To continue on with the obvious example of AR versus AK, when you switch platforms, you’ll undoubtedly pine for whatever drew you to your favorite in the first place. If you’re coming from an AR-pattern rifle to the world of AKs, you’ll probably miss the ease of magazine changes on the AR, as compared to it’s Eastern Bloc counterpart. Conversely, if you are going from an AK to an AR, you may miss the AK’s comparative ease of maintenance. Cultural aesthetics can come into play as well - the AK has spawned an entire culture unto itself, it’s definitely very heavy metal/punk rock. The navy gets ARs, the pirates get AKs, that sort of thing.

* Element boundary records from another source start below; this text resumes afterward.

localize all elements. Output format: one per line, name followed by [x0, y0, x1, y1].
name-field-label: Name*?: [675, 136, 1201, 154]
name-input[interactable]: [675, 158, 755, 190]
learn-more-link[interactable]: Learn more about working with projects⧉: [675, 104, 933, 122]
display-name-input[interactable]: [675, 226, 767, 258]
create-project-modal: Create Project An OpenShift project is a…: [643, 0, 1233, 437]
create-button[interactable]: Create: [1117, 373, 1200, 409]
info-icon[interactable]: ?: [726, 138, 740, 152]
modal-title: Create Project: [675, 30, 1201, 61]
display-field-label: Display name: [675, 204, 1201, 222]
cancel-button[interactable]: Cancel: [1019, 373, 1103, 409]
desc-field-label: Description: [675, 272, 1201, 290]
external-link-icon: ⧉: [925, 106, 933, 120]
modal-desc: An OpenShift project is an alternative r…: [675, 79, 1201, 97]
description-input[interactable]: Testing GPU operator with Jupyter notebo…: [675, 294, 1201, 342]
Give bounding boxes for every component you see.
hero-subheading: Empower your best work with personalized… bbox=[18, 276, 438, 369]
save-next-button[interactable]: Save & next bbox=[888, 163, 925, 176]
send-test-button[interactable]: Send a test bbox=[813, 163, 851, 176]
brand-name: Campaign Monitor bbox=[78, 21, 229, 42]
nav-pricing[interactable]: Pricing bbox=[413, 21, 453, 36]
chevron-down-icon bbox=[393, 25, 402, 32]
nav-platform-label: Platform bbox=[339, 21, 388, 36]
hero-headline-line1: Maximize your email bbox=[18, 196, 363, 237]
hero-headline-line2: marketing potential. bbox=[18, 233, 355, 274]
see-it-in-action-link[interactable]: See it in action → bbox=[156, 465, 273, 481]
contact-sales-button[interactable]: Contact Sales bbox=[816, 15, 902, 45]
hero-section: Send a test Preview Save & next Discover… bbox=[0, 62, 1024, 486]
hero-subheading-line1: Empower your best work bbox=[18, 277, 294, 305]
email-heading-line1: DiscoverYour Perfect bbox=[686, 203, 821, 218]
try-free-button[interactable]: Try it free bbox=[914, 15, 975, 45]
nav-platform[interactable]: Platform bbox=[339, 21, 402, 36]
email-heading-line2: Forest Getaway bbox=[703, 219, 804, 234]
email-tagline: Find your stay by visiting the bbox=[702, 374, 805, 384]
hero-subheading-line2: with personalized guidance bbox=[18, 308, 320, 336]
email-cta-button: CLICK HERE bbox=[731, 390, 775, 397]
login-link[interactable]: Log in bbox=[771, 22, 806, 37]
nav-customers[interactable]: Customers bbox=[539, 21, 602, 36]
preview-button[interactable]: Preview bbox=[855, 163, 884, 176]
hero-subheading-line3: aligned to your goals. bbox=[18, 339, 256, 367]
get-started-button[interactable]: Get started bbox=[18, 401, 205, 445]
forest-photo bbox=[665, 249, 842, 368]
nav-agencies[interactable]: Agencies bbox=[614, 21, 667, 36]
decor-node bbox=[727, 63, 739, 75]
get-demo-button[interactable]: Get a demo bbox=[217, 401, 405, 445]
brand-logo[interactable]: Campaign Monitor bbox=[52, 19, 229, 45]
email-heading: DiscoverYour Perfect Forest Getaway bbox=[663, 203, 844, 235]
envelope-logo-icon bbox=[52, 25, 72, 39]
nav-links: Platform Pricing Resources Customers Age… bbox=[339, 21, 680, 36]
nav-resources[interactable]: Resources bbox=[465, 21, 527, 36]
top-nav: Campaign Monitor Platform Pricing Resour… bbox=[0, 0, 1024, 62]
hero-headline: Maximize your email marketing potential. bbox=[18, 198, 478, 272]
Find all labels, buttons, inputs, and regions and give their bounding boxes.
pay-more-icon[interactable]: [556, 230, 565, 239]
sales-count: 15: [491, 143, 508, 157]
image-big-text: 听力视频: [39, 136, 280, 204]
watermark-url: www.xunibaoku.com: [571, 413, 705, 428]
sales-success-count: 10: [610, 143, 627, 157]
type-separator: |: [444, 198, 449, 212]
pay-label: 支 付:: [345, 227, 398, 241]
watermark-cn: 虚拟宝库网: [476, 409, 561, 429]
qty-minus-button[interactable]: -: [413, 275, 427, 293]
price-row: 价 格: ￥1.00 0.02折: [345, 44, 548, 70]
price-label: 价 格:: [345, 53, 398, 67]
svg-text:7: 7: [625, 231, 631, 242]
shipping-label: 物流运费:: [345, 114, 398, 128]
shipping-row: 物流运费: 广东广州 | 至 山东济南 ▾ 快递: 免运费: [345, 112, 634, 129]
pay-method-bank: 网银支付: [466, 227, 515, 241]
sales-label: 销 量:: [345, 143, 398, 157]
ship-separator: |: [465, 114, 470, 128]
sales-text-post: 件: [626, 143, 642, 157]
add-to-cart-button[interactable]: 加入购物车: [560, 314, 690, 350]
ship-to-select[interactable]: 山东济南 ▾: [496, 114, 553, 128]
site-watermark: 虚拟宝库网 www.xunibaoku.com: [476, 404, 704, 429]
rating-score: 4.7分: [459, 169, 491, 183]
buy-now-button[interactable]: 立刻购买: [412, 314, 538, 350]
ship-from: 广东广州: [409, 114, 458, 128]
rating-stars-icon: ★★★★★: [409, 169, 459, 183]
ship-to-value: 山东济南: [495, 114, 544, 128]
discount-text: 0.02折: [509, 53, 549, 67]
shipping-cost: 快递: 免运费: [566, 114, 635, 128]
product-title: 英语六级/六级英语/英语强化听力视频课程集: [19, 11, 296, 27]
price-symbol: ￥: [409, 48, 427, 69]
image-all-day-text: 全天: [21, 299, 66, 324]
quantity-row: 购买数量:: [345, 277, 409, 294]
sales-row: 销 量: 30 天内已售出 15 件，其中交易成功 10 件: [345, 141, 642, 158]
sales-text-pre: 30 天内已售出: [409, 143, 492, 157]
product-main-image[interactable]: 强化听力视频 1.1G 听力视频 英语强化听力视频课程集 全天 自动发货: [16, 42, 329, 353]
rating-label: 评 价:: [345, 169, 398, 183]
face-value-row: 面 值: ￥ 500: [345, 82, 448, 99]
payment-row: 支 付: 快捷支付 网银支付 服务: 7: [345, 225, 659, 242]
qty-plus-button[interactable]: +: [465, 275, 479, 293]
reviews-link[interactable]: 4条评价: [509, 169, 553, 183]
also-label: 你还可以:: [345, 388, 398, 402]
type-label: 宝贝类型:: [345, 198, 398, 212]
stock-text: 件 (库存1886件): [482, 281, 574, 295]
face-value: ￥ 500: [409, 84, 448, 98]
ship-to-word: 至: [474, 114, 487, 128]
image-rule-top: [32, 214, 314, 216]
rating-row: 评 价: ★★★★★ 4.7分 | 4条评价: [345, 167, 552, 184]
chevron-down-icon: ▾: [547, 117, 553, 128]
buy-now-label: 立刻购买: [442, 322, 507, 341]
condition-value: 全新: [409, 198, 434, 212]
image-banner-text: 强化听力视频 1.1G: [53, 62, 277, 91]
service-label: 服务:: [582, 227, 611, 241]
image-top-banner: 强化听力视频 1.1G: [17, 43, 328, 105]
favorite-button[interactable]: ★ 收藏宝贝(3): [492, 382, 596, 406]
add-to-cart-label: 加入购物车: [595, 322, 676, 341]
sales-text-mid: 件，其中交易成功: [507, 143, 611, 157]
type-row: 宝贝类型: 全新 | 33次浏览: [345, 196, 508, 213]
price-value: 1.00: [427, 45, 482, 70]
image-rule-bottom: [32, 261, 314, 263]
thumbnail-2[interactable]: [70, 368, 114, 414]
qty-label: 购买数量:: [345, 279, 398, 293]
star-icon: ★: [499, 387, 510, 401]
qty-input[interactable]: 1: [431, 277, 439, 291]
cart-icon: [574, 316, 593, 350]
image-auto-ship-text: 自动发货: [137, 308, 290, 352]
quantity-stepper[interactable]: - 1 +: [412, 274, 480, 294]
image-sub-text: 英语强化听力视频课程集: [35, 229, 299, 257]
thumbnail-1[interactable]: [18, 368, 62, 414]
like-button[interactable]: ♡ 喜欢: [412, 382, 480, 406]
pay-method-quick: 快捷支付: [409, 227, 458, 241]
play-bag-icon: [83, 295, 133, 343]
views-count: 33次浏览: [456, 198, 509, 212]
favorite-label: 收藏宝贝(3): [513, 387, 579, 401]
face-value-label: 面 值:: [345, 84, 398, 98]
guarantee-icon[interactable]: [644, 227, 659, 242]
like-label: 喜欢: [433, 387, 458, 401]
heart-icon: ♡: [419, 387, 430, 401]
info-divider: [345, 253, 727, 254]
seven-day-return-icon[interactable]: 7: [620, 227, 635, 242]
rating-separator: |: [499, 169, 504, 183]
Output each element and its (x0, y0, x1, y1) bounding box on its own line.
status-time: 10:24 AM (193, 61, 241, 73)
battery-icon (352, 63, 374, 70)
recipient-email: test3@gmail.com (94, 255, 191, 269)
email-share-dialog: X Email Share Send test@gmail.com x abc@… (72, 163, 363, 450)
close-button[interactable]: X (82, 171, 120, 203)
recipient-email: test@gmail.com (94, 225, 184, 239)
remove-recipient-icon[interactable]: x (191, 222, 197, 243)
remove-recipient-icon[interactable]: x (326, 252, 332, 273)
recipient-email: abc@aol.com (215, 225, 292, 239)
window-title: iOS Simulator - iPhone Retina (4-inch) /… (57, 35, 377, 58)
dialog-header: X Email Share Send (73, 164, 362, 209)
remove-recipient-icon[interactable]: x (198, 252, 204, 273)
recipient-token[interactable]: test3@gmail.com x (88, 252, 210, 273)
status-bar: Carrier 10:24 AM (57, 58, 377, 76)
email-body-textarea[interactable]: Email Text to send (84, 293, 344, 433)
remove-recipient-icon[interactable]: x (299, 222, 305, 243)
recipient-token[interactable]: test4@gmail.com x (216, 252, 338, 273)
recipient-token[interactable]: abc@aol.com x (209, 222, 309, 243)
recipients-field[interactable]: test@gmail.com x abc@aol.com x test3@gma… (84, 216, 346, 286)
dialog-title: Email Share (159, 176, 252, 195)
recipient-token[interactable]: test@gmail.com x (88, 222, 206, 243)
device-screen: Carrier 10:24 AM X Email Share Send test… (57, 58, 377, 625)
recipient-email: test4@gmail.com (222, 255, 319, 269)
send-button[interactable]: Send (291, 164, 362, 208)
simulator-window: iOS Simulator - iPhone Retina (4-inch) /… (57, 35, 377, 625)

Regardless, going to another platform will make you appreciate the strengths of your chosen gun - and vice versa. Taken to an extreme, some will even attempt to meld the two worlds, resulting in interesting weapons like the M+M M10x, and the CMMG Mutant - though some will consider both guns things that should not be, ha ha.

It’ll get you out of your comfort zone, and make you a better shooter all around. Switch it up.

Bulk Ammo In-Stock

Try for something unusual like the Kalashnikov USA KR-9.

Routine Breeds Boredom - Shake Things Up!

Learning another gun will get you out of that comfort zone. If all you’ve run for the past decade was a 9mm GLOCK and an 5.56mm AR-pattern rifle, after awhile it’ll just seem like habit - or work even. You’ll go to the range as a matter of routine, and even classes may become boring. Switching up your guns will not only round out your shooting skills, but it might just bolster your enthusiasm for all things 2A - akin to renewing your vows as a Second Amendment Radical, in a way.

The process of learning a different gun will also benefit in another way with the reinforcement of fundamentals. You may discover flaws in your shooting habits, which may not be noticeable in your routine shooting, but present themselves when transitioning to another platform.

As students of the gun, and Second Amendment Radicals, we should always strive for compentency on a variety of firearms - you never know what you’ll encounter out there.